Pilgrims in a Strange Land

Three

If you sail in uncharted waters, during storms, with mutinies underway, large rips in the sails, and sharks circling the craft, the outcome can’t be good. After all, you are made of clay, an earthen vessel.

There are those who apparently sail the seas unscathed. We read their biographies and marvel at their heroics, conquering for Jesus throughout their lives. Are these sanitized accounts? We wonder. Is there a thing or two left out? Was their inner thought life as pure as presented?  Were there not battles with the devil that were lost? Who makes the trip without incident anyway?

The Scripture is not so eager to clean up the lives of the saints; after all, why all the admonitions to live a godly and holy life. Right, it is not automatic. We do have David, and we have Peter. There is John Mark whom Paul refused to take with him on the second missionary journey because of a failure on the first. But this is not about excuse making or an invitation to hid behind the failures of others and thereby diminishes or even out right deny personal culpability.

Does not the devil lurk near the door? (see 1 Peter 5:8) Does not Satan wage war against the ‘woman’? (see Genesis 3:15) Is there really spiritual warfare that Christians engage in? If it is not real then the biblical doctrines around the demonic realm would be nothing more than a hoax. No the devil wins some small skirmishes, even some battles, though the final triumph goes to the Conqueror. Still by means of false signs and wonders, the lust of the flesh, the lust of the eyes, and the pride of life, the devil is a present and powerful enemy.

Should the wounded be left on the field of battle to groan and suffer? Is it right that the shipwrecked be left to fight the raging elements and the sharks in the storm tossed seas — alone? Certainly they made their decisions; they deliberately rebelled and acted out. Shouldn’t they get what they earned!
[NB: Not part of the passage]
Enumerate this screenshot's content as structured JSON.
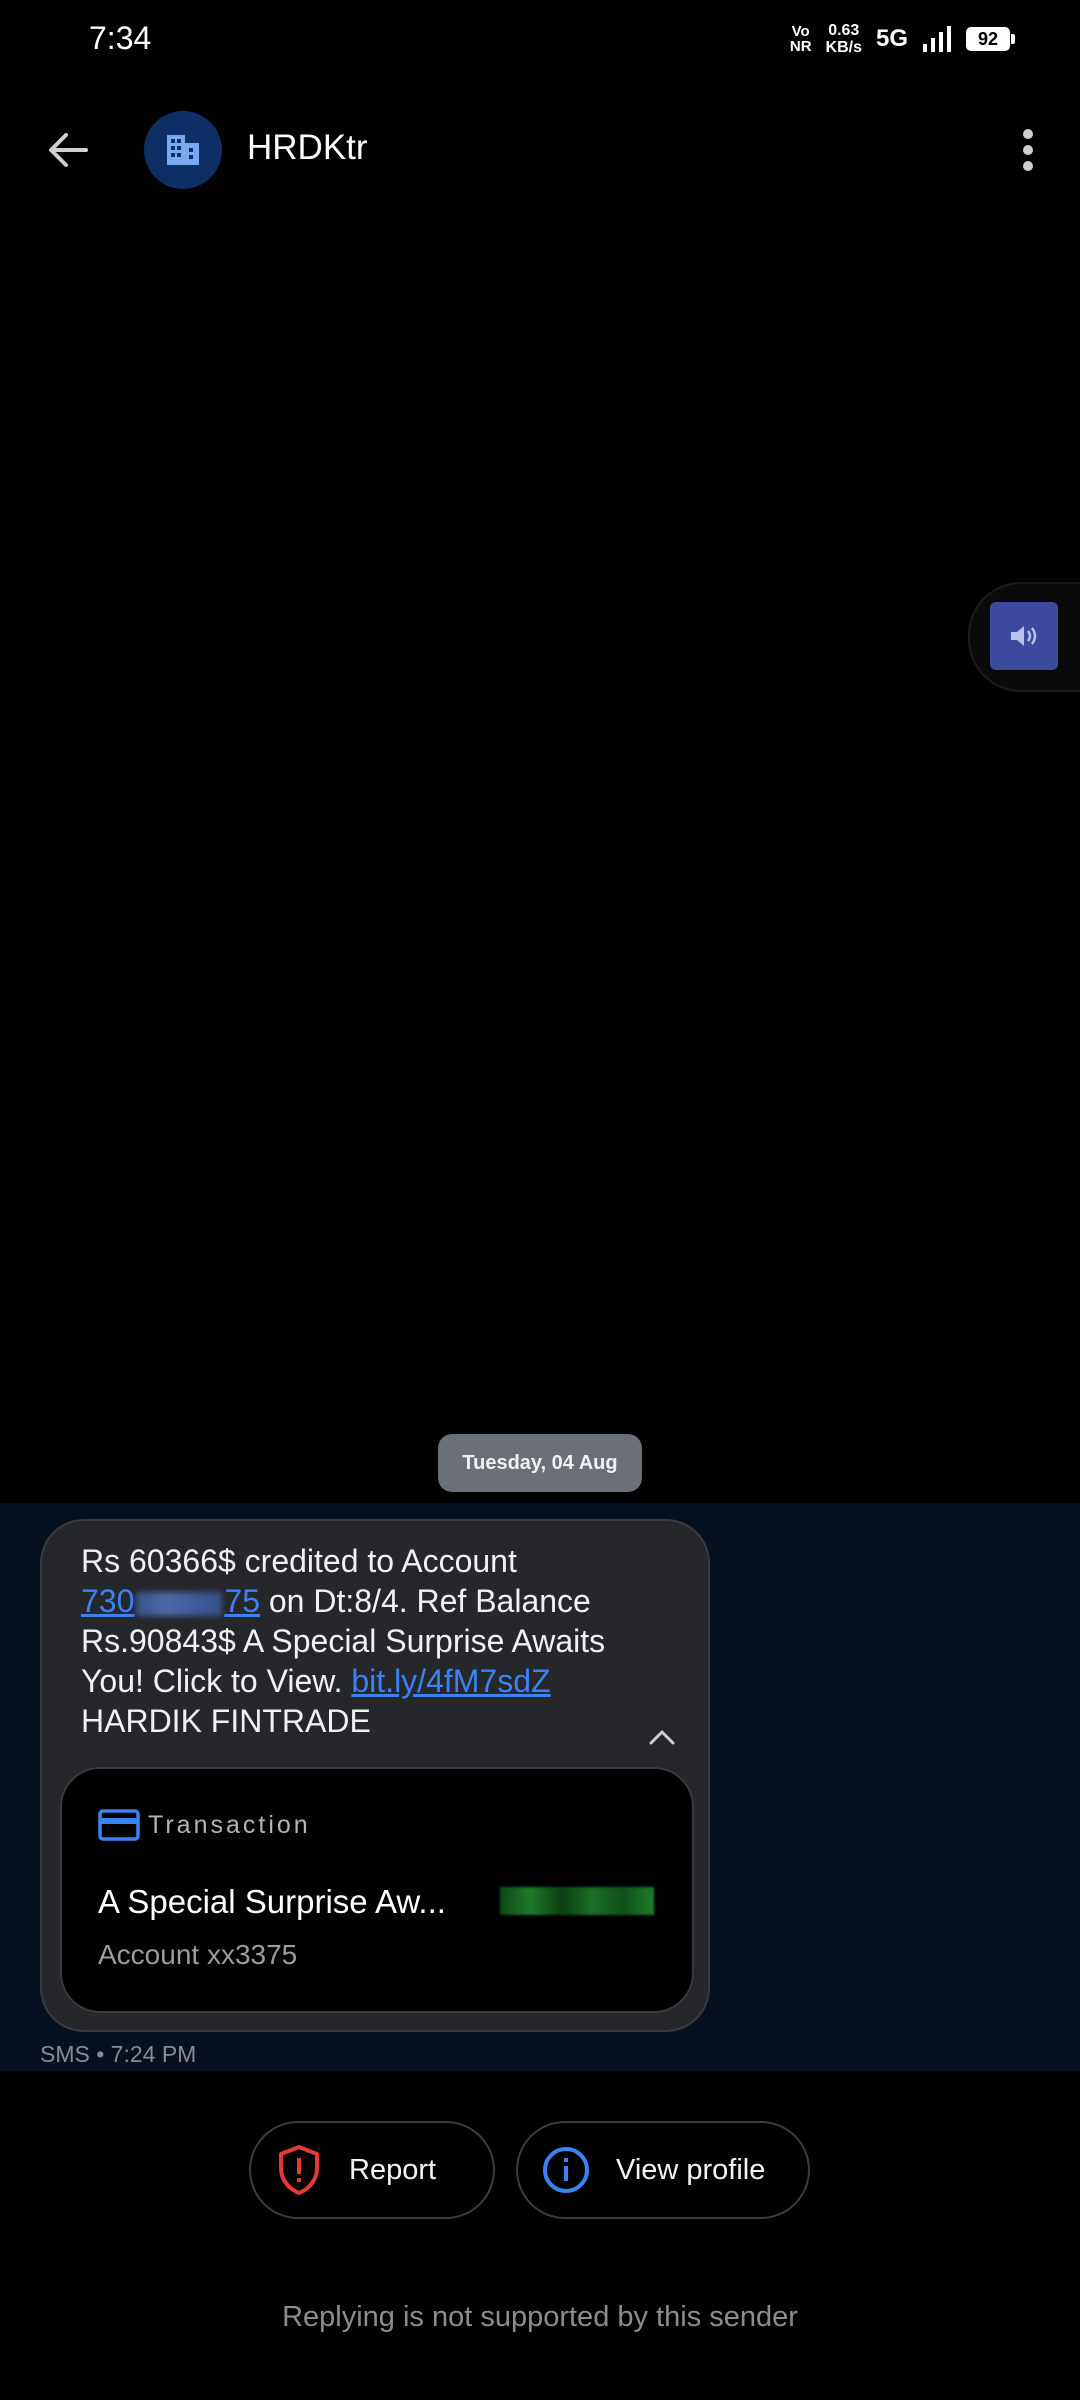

The Good News is that there is mercy and grace for the believer as well as the non-believer. The Christian, but more, the Christian leader, is often rejected and ignored, unless of course he or she has a national following.

Where are the first-responders? Where are those who do not fear getting their hands soiled and even scarred? Must we really abandon those who have fallen and so avoid guilt by association?  Are there those who will risk being castigated for not rejecting the beaten and robbed pilgrim?
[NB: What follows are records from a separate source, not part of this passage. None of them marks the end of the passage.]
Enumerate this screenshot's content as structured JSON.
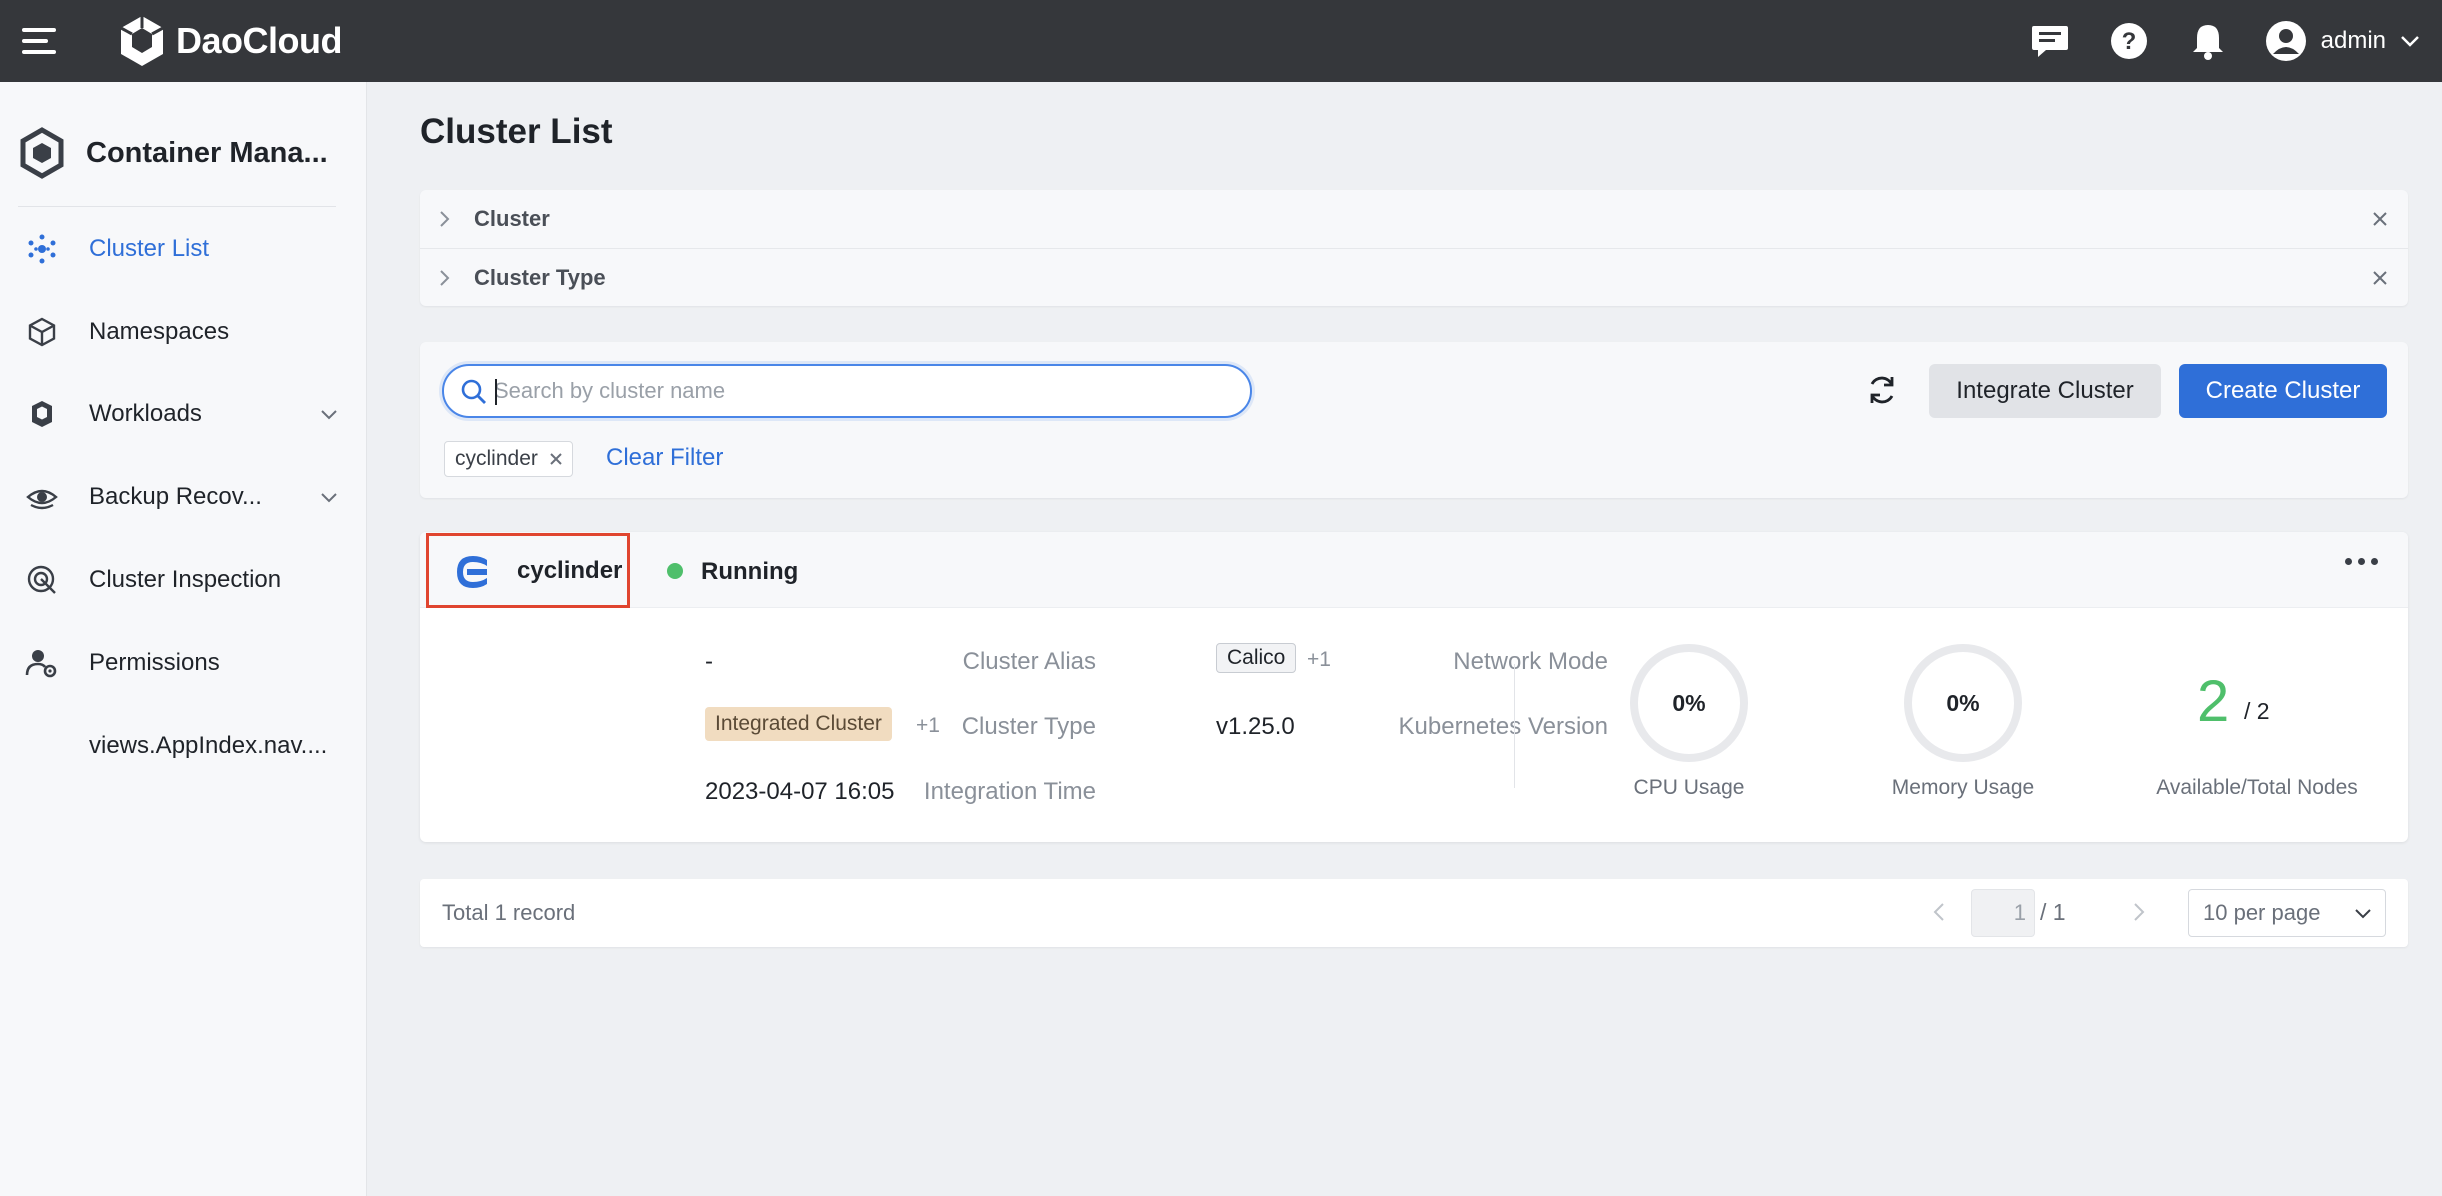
{
  "topbar": {
    "brand": "DaoCloud",
    "user": "admin",
    "icons": [
      "menu-icon",
      "message-icon",
      "help-icon",
      "bell-icon",
      "user-avatar-icon",
      "chevron-down-icon"
    ]
  },
  "sidebar": {
    "title": "Container Mana...",
    "items": [
      {
        "label": "Cluster List",
        "icon": "cluster-list-icon",
        "active": true
      },
      {
        "label": "Namespaces",
        "icon": "cube-icon"
      },
      {
        "label": "Workloads",
        "icon": "workloads-icon",
        "expandable": true
      },
      {
        "label": "Backup Recov...",
        "icon": "backup-icon",
        "expandable": true
      },
      {
        "label": "Cluster Inspection",
        "icon": "inspection-icon"
      },
      {
        "label": "Permissions",
        "icon": "user-gear-icon"
      },
      {
        "label": "views.AppIndex.nav...."
      }
    ]
  },
  "main": {
    "title": "Cluster List",
    "filters": [
      {
        "label": "Cluster"
      },
      {
        "label": "Cluster Type"
      }
    ],
    "search": {
      "placeholder": "Search by cluster name",
      "value": ""
    },
    "buttons": {
      "integrate": "Integrate Cluster",
      "create": "Create Cluster"
    },
    "active_filter_tag": "cyclinder",
    "clear_filter": "Clear Filter"
  },
  "cluster": {
    "name": "cyclinder",
    "status": "Running",
    "status_color": "#4fbf6b",
    "alias_label": "Cluster Alias",
    "alias_value": "-",
    "type_label": "Cluster Type",
    "type_value": "Integrated Cluster",
    "type_more": "+1",
    "time_label": "Integration Time",
    "time_value": "2023-04-07 16:05",
    "network_label": "Network Mode",
    "network_value": "Calico",
    "network_more": "+1",
    "k8s_label": "Kubernetes Version",
    "k8s_value": "v1.25.0",
    "cpu_value": "0%",
    "cpu_label": "CPU Usage",
    "mem_value": "0%",
    "mem_label": "Memory Usage",
    "nodes_available": "2",
    "nodes_total": "/ 2",
    "nodes_label": "Available/Total Nodes"
  },
  "pagination": {
    "total": "Total 1 record",
    "current_page": "1",
    "of_pages": "/ 1",
    "per_page": "10 per page"
  },
  "colors": {
    "accent": "#2f6fd8",
    "topbar": "#35373b",
    "highlight_box": "#e0452f"
  }
}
There are such and I have discovered them. They are brave even fearless; they care more about the enemy not having his way with the victims, who are not without guilt certainly, but see a larger good, a life yet to be lived out. They care not if they are called “liberal” or a “partner in crime” and will risk the scorn directed at them. These good Samaritans — I have encountered some few along the journey who saw a fallen comrade battered and bloody. In their eyes they beheld a snap shot in time, which tells only a fraction of the story; they knew there would be more to be told.